Why did I add all that context? First, to demonstrate just how great the impact of her idea was. The use of programmable keypads by itself was hardly revolutionary, but when people saw the cumulative effect of that idea and others like it over time, Sarah’s innovation felt a lot bigger.
Second, it inspired people who had other ideas like this to be vocal about them. Third, and most importantly, it encouraged people to listen to each other’s ideas, to take them seriously, and to help one another implement them without waiting for management’s blessing. It’s so easy to lose “small” ideas in big organizations, and if you do you kill incremental innovation.
Hundreds of really smart people had been working in online sales and operations for years. It was hard for me to believe that nobody else had ever had the programmable keypad idea before, but if they had, management hadn’t listened.

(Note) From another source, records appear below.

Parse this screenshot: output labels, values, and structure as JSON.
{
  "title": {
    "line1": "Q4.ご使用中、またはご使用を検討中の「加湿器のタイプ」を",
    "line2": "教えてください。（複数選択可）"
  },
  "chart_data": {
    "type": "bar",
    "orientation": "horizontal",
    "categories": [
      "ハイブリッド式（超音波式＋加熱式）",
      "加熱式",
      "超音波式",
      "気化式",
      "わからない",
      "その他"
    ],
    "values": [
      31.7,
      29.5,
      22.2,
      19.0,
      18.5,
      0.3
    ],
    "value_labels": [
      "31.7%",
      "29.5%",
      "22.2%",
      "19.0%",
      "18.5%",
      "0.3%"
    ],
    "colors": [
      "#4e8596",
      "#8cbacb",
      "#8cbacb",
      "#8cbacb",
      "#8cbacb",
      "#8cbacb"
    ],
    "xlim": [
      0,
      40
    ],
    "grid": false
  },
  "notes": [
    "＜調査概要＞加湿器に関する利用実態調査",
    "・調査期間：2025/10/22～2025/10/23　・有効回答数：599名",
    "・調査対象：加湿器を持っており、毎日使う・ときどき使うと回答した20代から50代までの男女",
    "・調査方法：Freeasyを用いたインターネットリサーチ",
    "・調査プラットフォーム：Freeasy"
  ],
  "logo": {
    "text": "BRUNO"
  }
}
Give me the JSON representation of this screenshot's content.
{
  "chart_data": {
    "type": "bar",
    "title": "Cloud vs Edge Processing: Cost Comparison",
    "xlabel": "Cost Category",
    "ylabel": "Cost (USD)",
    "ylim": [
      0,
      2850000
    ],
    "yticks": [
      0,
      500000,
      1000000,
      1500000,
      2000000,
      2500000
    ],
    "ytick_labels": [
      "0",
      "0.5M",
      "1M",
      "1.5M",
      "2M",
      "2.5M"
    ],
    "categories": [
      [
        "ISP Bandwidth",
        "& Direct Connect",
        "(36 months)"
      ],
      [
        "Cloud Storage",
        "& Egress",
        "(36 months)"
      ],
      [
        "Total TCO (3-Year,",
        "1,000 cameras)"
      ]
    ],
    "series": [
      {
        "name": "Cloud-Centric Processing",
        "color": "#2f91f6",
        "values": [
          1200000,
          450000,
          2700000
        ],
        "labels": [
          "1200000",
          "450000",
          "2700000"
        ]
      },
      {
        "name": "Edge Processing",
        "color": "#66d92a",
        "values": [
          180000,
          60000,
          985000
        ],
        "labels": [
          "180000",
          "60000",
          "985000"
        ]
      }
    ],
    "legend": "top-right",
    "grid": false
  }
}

If you can build a culture where people listen to one another, they will start to fix things you as the boss never even knew were broken.
Most meaningful to me was that morale on the team soared. At one point the “Googlegeist” survey on employee morale showed that the team of people who were answering customer support emails for AdSense felt much better about the role that innovation played in their work than the engineers working on Search did — despite the fact that those engineers were probably some of the most creative engineers in the world.

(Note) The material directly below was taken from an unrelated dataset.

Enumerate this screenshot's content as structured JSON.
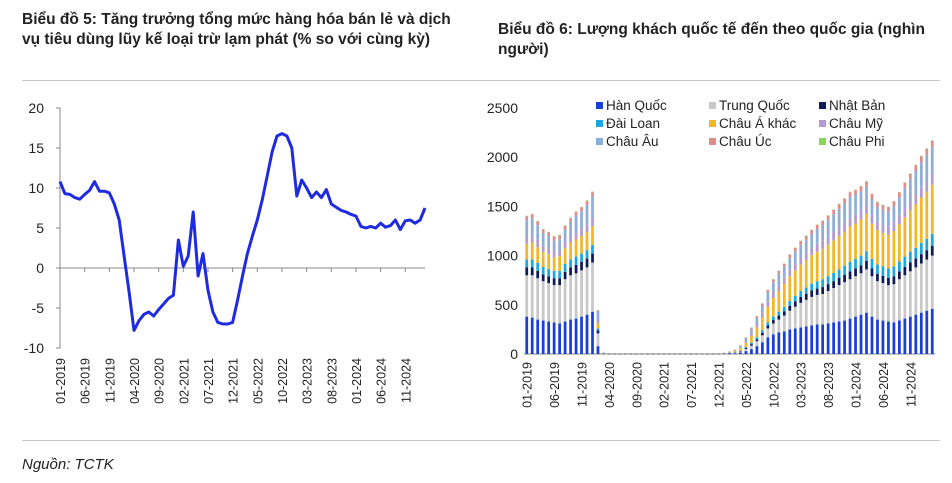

Sometimes creating a culture of listening is simply a matter of managing meetings the right way. When just a couple of people were doing all the talking at a meeting, I’d stop and go around the table to ensure that everyone got heard. Other times, I would stand up in the next meeting and walk around, physically blocking a person who was talking too much.
Sometimes I’d have a quick conversation with people before a meeting, asking some to pipe up and others to pipe down. In other words, part of my job was to constantly figure out new ways to “give the quiet ones a voice.”
Adapt to a Culture of Listening
My friend Astrid Tuminez has a great story about how important it is to adapt to a culture of listening in a new situation. She grew up in a tiny fishing village in the slums of the Philippines but went on to have a career that spanned Moscow (where I worked with her), New York, and Singapore.
While working at the U.S. Institute of Peace, she was invited to work on the peace process with the Moro Islamic Liberation Front in the southern Philippines. When she first arrived, she acted like a New Yorker — very businesslike, making back-to-back appointments.
Then a member of the Philippine negotiating team told her that someone from the Muslim/Moro group had sent a note to Manila saying, “Who is this woman and what planet is she from?” The person who gave Astrid feedback was particularly invested in Astrid’s success because they had connected over the fact that they were from the same province.
To the Muslims, Astrid had come across as unfeeling, inhospitable, and foreign (even though she was Filipino and could speak Filipino). Thinking it over, she realized that she’d made some significant mistakes — such as hosting meetings with people without offering them real food, which was so important in the culture.
She spent the next few months listening and making only “loose” appointments. She attended public events and made the rounds without scheduling people back-to-back. And she made sure she had a lot of food available when she hosted meetings.
By taking time to get to know people and by just listening she was able to build trust and show she cared deeply about the peace process. Eventually, the Moros became very willing to speak to her and to take her places where other outsiders couldn’t or wouldn’t go. It made all the difference in her ability to be effective in the complex and nuanced negotiations her job required.